Pension and accident insurance
Depending on the time required for care, caregivers are insured under the statutory pension insurance. Anyone who cares for another person and does not work or only works up to 30 hours a week is insured there. The contributions are paid by the long-term care insurance. How high these contributions are depends on how difficult the need for care is and how much time the carer has to spend on the necessary care.
In addition, caregivers are under the protection of the statutory accident insurance during their care work. It is intended for accidents that may happen outside of the home during home care and related activities.
Nursing and unemployment insurance
Carers who drop out of work to take care of a dependent relatives can take a break from work - a so-called nursing time.
The long-term care insurance has been paying unemployment insurance contributions for the entire period of care since 2017. If the re-entry into employment after the end of care does not succeed directly, the carers can receive unemployment benefits and benefits of employment promotion.
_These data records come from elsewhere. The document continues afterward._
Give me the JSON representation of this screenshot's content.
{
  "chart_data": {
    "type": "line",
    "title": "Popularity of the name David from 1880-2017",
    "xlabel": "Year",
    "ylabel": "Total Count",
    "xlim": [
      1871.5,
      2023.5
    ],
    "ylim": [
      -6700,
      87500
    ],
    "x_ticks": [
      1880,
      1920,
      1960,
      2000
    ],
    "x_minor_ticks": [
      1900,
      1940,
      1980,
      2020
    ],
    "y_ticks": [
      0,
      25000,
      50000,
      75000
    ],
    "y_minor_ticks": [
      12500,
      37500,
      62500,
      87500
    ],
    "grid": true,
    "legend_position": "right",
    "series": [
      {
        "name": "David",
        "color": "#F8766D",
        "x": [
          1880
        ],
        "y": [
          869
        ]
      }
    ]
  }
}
These include, for example, training or job placement assistance. This is also valid for persons who interrupt the benefit receipt from the unemployment insurance for the care.
The following prerequisites must be fulfilled for the entry into compulsory insurance:
- The person in need of care must have at least care level 2.
- The care is not carried out in gainful employment.
- Nursing is carried out in a domestic environment for at least ten hours and regularly at least two days a week.
- Before beginning care, you must have been compulsorily insured or entitled to a current remuneration.
The care allowance is not counted towards the unemployment benefit because the care allowance counts as earmarked income.
Who is considered a caregiver?
Important: A caregiver is anyone who does not care for a person in need of nursing care at levels 1 to 5 in his or her home environment.
Social security benefits are only given to a caregiver if they have one or more dependents cared for at least ten hours a week and distributed on a regular basis for at least two days a week.
At the latest one month after the beginning of the care, the volunteer caregiver must submit an application to the care fund of the caregiver for social security. The nursing care insurance then registers the caregiver with the pension and accident insurance and pays the contributions.